Seit einigen Jahren macht das BAG jeweils während der Europäischen Impfwoche auf das Angebot von meineimpfungen aufmerksam. Spüren Sie einen Effekt auf die Nutzung des Angebots von meineimpfungen?Kampagnen wie die Europäische Impfwoche verhelfen meineimpfungen.ch dazu, in kurzer Zeit schnell zu wachsen. Zahlenmässig registrieren wir jeweils Faktor 3 bis 4 gegenüber dem normalen Wochendurchschnitt, und der Effekt hält über mehrere Wochen an. Dies zeigt aber auch, dass bei vielen Bürgern bereits ein Grundinteresse am elektronischen Impfausweis vorhanden ist, das mit einer einwöchigen Kampagne aktiviert werden kann!

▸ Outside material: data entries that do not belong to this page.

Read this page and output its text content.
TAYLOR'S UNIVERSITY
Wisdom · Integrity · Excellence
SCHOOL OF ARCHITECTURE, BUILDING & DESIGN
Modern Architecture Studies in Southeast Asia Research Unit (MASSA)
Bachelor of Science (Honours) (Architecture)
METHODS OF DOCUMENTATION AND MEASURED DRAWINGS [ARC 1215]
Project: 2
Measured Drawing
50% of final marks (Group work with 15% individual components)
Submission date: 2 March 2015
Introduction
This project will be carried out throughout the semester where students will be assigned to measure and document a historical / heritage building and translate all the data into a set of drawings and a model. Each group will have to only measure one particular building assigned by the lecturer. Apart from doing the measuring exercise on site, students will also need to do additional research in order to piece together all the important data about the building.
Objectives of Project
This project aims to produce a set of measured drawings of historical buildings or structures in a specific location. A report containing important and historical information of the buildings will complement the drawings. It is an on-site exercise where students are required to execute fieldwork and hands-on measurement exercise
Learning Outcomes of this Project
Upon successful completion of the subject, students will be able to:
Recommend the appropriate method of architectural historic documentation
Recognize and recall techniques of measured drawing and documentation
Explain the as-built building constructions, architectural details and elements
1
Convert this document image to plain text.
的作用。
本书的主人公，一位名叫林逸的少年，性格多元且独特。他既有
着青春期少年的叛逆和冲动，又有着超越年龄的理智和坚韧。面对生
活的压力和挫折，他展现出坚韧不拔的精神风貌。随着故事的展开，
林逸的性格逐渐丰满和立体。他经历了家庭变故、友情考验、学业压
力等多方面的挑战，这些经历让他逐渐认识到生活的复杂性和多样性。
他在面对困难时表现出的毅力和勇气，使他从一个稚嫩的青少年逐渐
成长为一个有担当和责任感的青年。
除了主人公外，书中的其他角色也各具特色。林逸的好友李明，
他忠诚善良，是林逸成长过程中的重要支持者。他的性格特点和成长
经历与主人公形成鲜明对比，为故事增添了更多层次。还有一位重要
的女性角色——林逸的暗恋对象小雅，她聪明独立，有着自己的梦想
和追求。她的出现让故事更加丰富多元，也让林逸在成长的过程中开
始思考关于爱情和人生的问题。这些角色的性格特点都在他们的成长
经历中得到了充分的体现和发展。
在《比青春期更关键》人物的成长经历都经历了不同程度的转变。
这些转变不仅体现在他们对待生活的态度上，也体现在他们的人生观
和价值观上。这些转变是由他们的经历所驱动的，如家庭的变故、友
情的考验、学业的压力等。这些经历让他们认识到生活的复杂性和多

Stichwort Europäische Impfwoche: Wo steht die Schweiz im Vergleich zu den Nachbarländern?Meineimpfungen wird europaweit als Leuchtturm-Projekt anerkannt. Dank des höchststehenden Clinical Decision Support System (CDSS) zur Generierung der Impfempfehlung, kombiniert mit der sicheren Datenhaltung, ist es in seinem Gebiet an vorderster Front. Ich möchte an dieser Stelle unbedingt die Arbeit von Frau Professor Claire-Anne Siegrist (Universitätsspital Genf) würdigen, die als medizinische Kapazität federführend dieses Projekt seit Beginn führt.
Meineimpfungen setzt auf die freiwillige Teilnahme von Patienten und Fachpersonen. Wäre es nicht sinnvoll, wenn die Schweiz den elektronischen Impfausweis für obligatorisch erklären würde?Das finde ich nicht. Wer bei meineimpfungen mitmacht, tut dies, weil er oder sie vom Nutzen überzeugt ist. Die Freiwilligkeit wird von den Benutzern positiv gewertet und basiert auf einer generellen Zustimmung zur Idee und Vision der Plattform. Ebenso unter Freiwilligkeit fällt die Gegebenheit, dass die eingegangenen Verpflichtungen für eine Fachperson klar absehbar sind. Ich bin überzeugt, dass E-Health-Projekte, die auf einen klaren und messbaren Nutzen fokussieren, auch ihre Nutzer finden werden. Eben weil sie sich als nützlich erweisen.